Cargill cultivates carrageenan supply chain
Carrageenans provide gelling, thickening and stabilising properties for food products and are typically derived from wild red seaweeds. However in recent years Cargill has observed that these species are particularly susceptible to unpredictable events like natural disasters and terrorist attacks. Cargill’s “new generation” carrageenan range marks a shift from wild to cultivated, while maintaining the same or near-same functionality.
Risky business
“The market for wild red seaweeds, from which some carrageenans are traditionally derived, has become volatile and extremely tight in recent years,” said the company. “This is due to raw material scarcity caused by environmental factors, as well as local production quotas impacting supply and continuously increasing demand.”
"We want to anticipate and prevent everything that we can prevent,” Fabrice Bohin, head of hydrocolloids and European functional system business at Cargill Texturizing Solutions, told FoodNavigator. “We saw things coming many years ago and we prepared ourselves.”
Cargill hopes that reducing this supply chain uncertainty with risk management solutions like having professional buyers and crop analysts present locally will secure more predictable end pricing and encourage manufacturer confidence in the ingredient.
“The supply and demand is very, very tight [making it] difficult to get the raw material, putting a very high pressure on the price and driving the price to sky rocket in some cases,” Bohin explained.

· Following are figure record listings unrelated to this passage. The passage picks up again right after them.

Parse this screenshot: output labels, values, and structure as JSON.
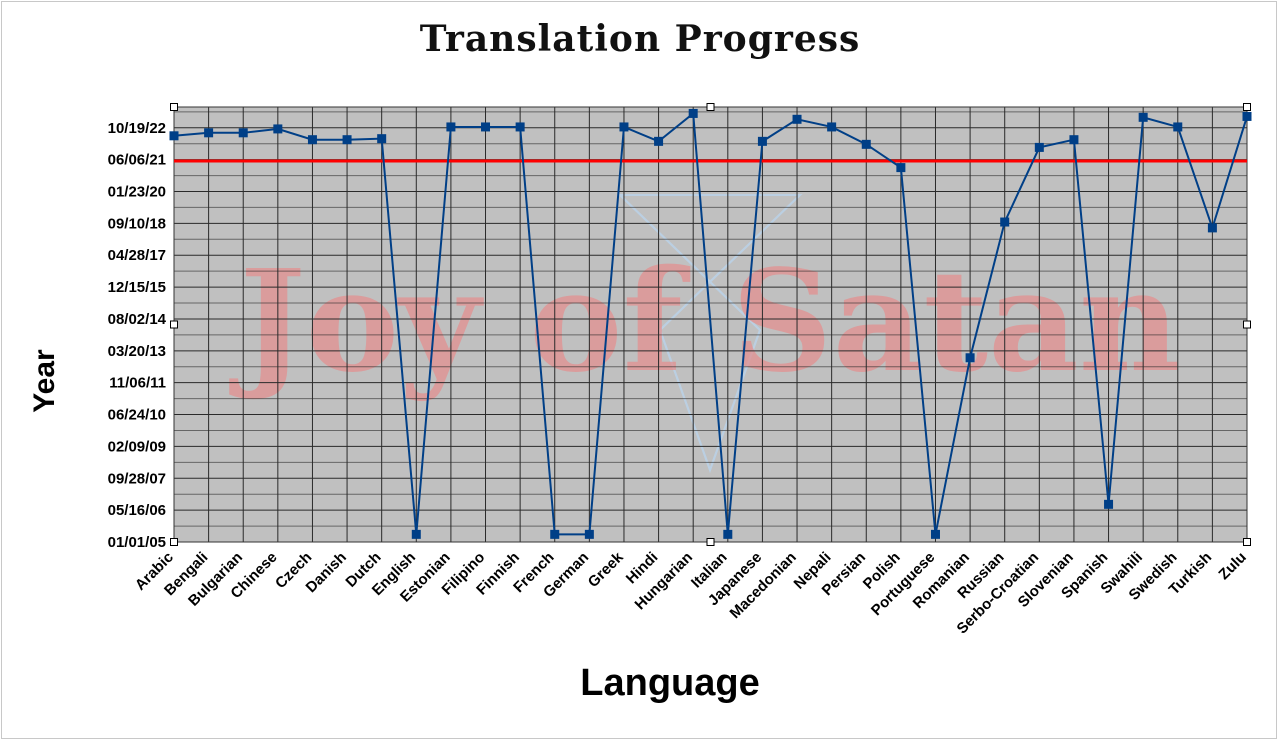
{
  "chart_data": {
    "type": "line",
    "title": "Translation Progress",
    "xlabel": "Language",
    "ylabel": "Year",
    "categories": [
      "Arabic",
      "Bengali",
      "Bulgarian",
      "Chinese",
      "Czech",
      "Danish",
      "Dutch",
      "English",
      "Estonian",
      "Filipino",
      "Finnish",
      "French",
      "German",
      "Greek",
      "Hindi",
      "Hungarian",
      "Italian",
      "Japanese",
      "Macedonian",
      "Nepali",
      "Persian",
      "Polish",
      "Portuguese",
      "Romanian",
      "Russian",
      "Serbo-Croatian",
      "Slovenian",
      "Spanish",
      "Swahili",
      "Swedish",
      "Turkish",
      "Zulu"
    ],
    "y_ticks": [
      "01/01/05",
      "05/16/06",
      "09/28/07",
      "02/09/09",
      "06/24/10",
      "11/06/11",
      "03/20/13",
      "08/02/14",
      "12/15/15",
      "04/28/17",
      "09/10/18",
      "01/23/20",
      "06/06/21",
      "10/19/22"
    ],
    "ylim": [
      "2005-01-01",
      "2023-09-10"
    ],
    "series": [
      {
        "values": [
          "2022-06-15",
          "2022-08-01",
          "2022-08-01",
          "2022-10-01",
          "2022-04-15",
          "2022-04-15",
          "2022-05-01",
          "2005-05-01",
          "2022-11-01",
          "2022-11-01",
          "2022-11-01",
          "2005-05-01",
          "2005-05-01",
          "2022-11-01",
          "2022-03-20",
          "2023-06-01",
          "2005-05-01",
          "2022-03-20",
          "2023-03-01",
          "2022-11-01",
          "2022-02-01",
          "2021-02-01",
          "2005-05-01",
          "2012-12-01",
          "2018-10-01",
          "2021-12-15",
          "2022-04-15",
          "2006-08-15",
          "2023-04-01",
          "2022-11-01",
          "2018-07-01",
          "2023-04-15"
        ],
        "color": "#003f87"
      }
    ],
    "reference_line": {
      "value": "2021-05-15",
      "color": "#ff0000"
    },
    "grid": true,
    "legend": false,
    "plot_background": "#c0c0c0",
    "watermark": "Joy of Satan",
    "watermark_color": "#ff6a6a"
  }
}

Changing location and species, keeping functionality
As a result the company has diversified to different seaweed species beyond wild red seaweeds and varied also the locations from which the commodity is sourced.
Bohin said Cargill has invested in farms all over the world in Asia, Africa as well as other locations the company refrained from specifying due to the competitive advantage they provide.
Cultivated seaweeds are grown in warm seas, while wild seaweeds are grown in cold sea temperatures like Chile. This geographical and species variation means that if something goes wrong with one source Cargill will still be able to maintain supply from elsewhere.
“Cultivated seaweeds are actually not the same species and the functionality you get out of the raw material is pretty unique. So what we’ve done is worked on expanding on our knowledge of the raw material – full cultivated seaweed – and with improved and adjusted processes we were able to develop a range of products that are less dependent, or not dependant at all, on these types of [wild] seaweed,” said Bohin.
“We have adjusted the processes and recipes in a way that we can match the texture of the finished product with those kinds of raw materials,” he explained.
New, cultivated range
The Satiagel range includes several different products designed for use in hot and cold filled creamy and demouldable desserts, dairy beverages and to enable quicker gelation and faster demoulding within the confectionery market.
"This is a product that allows you to have a very wide spectrum of textures but also to be coated by chocolate, for example, which is something which is very much requested in some parts of the world, in emerging regions, etc," Bohin said.